「なんで!?」

「落ち着かんと、見つかるもんも見つからんとちゃうん」

「だって早くやりたいのにっ!!」

むきーっといいながらパソコンとUSBで繋いだPSPを睨む。

「ふふっ…ええな、その台詞。な、俺に向かって言うてくれへん?」

「やだっ!」

「……残念。

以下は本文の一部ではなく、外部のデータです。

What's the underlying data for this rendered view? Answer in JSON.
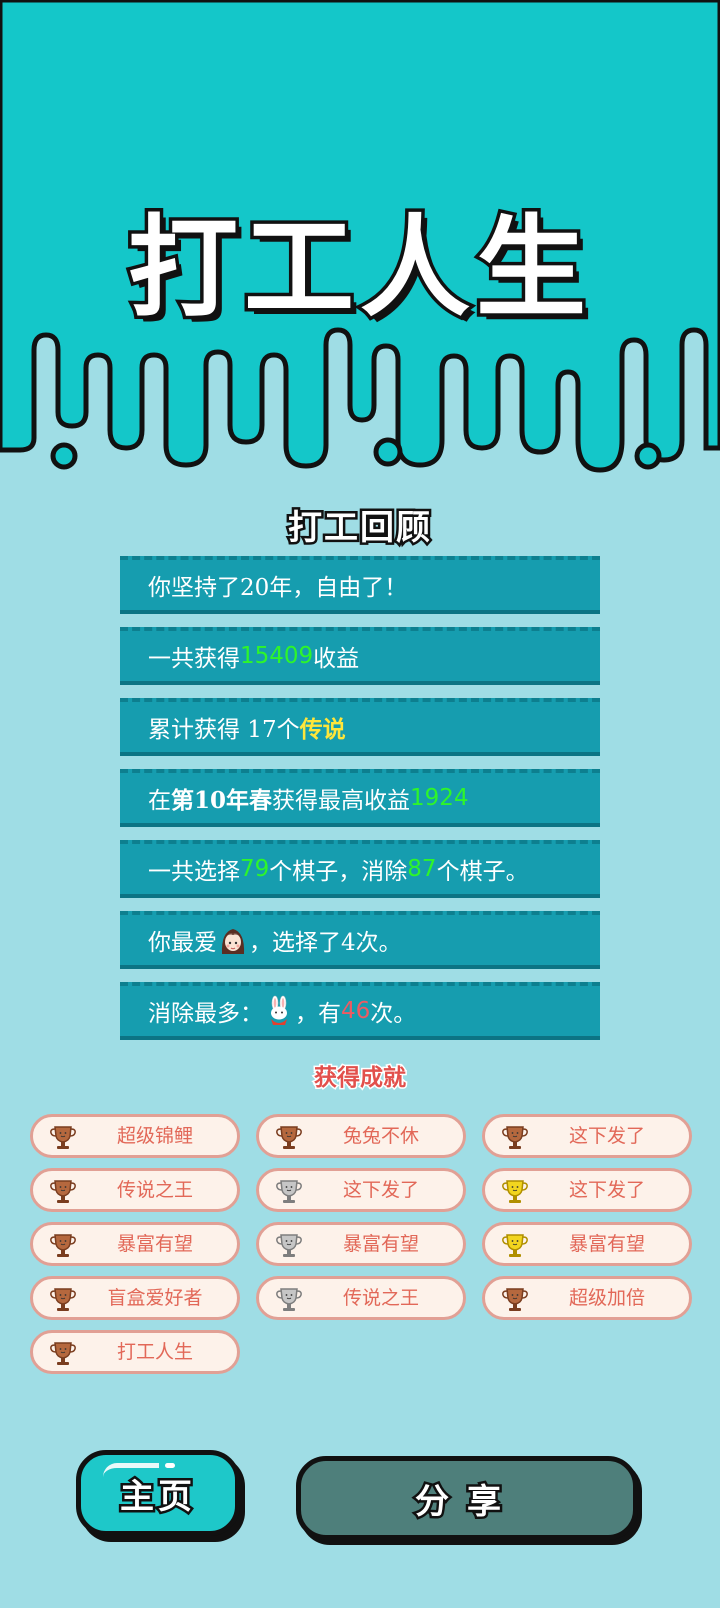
{
  "header": {
    "app_title": "打工人生"
  },
  "colors": {
    "header_teal": "#14c7c9",
    "page_bg": "#9fdde5",
    "row_bg": "#169daf",
    "highlight_green": "#2ef52a",
    "highlight_yellow": "#ffe63a",
    "highlight_red": "#ee5b63",
    "achievement_title": "#e2504c",
    "share_button": "#4e7f7b"
  },
  "review": {
    "title": "打工回顾",
    "rows": [
      {
        "text": "你坚持了20年，自由了！"
      },
      {
        "pre": "一共获得",
        "value": "15409",
        "post": "收益"
      },
      {
        "pre": "累计获得 17个",
        "value": "传说"
      },
      {
        "pre": "在 ",
        "bold": "第10年春",
        "mid": " 获得最高收益",
        "value": "1924"
      },
      {
        "pre": "一共选择",
        "value1": "79",
        "mid": "个棋子，消除",
        "value2": "87",
        "post": "个棋子。"
      },
      {
        "pre": "你最爱",
        "icon": "girl-avatar-icon",
        "post": "，选择了4次。"
      },
      {
        "pre": "消除最多：",
        "icon": "rabbit-icon",
        "mid": "，有",
        "value": "46",
        "post": "次。"
      }
    ]
  },
  "achievements": {
    "title": "获得成就",
    "badges": [
      {
        "label": "超级锦鲤",
        "trophy": "bronze-trophy-icon"
      },
      {
        "label": "兔兔不休",
        "trophy": "bronze-trophy-icon"
      },
      {
        "label": "这下发了",
        "trophy": "bronze-trophy-icon"
      },
      {
        "label": "传说之王",
        "trophy": "bronze-trophy-icon"
      },
      {
        "label": "这下发了",
        "trophy": "silver-trophy-icon"
      },
      {
        "label": "这下发了",
        "trophy": "gold-trophy-icon"
      },
      {
        "label": "暴富有望",
        "trophy": "bronze-trophy-icon"
      },
      {
        "label": "暴富有望",
        "trophy": "silver-trophy-icon"
      },
      {
        "label": "暴富有望",
        "trophy": "gold-trophy-icon"
      },
      {
        "label": "盲盒爱好者",
        "trophy": "bronze-trophy-icon"
      },
      {
        "label": "传说之王",
        "trophy": "silver-trophy-icon"
      },
      {
        "label": "超级加倍",
        "trophy": "bronze-trophy-icon"
      },
      {
        "label": "打工人生",
        "trophy": "bronze-trophy-icon"
      }
    ]
  },
  "buttons": {
    "home_label": "主页",
    "share_label": "分享"
  }
}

今なら意味もわからず言うてくれる思うたのに」

「これが見つかったらやるっ!」

次の予定はすでに30分以上オーバー。
予定ではもう家をでて電車に乗ってる時間だ。
それでもソフトは見つからないし、やり方に書いてあるソフトのダウンロードは完了してる。

「うぁあああんっ!ソフトどこぉっ!?」

「ほんま、あんたは可愛えなぁ」

「ねっ、教えて教えて!」

半分おかしくなりそうな勢いで背後にいるであろう彼の方を向けば、あたしのお昼寝用枕のメリーさんを胸に抱いてごろりとソファーに寝ころんでいた。

「最初に自力でやる、言うたんはやん。頑張って探し」

「えええええっ!?」

「それに、俺、この後置いてけぼりくらうし…寂しゅうて起きてるのもしんどいわ」

「だ、だってだって」

ふわぁ…あー…なんや眠なってきた。あんたが帰るまで、一緒に寝よか」

ぎゅっとメリーを抱きしめる彼の姿を見て、胸にもやっとしたものが浮かぶ。
2時間近くかけて出来ない作業に苛立ったのも手伝って、今までインストールしたソフトを全削除するようパソコンへ指示を出すと、ソファーに寝ころんでる蓬生のもとへ向かいメリーをその腕から引き剥がす。

「人が気持ちよう寝よう思うたのに、なにするん」

「…帰ったら続きやる」

出来ないイライラが全面、もしくは全身から現れているだろうあたしを見ても蓬生は変わらない。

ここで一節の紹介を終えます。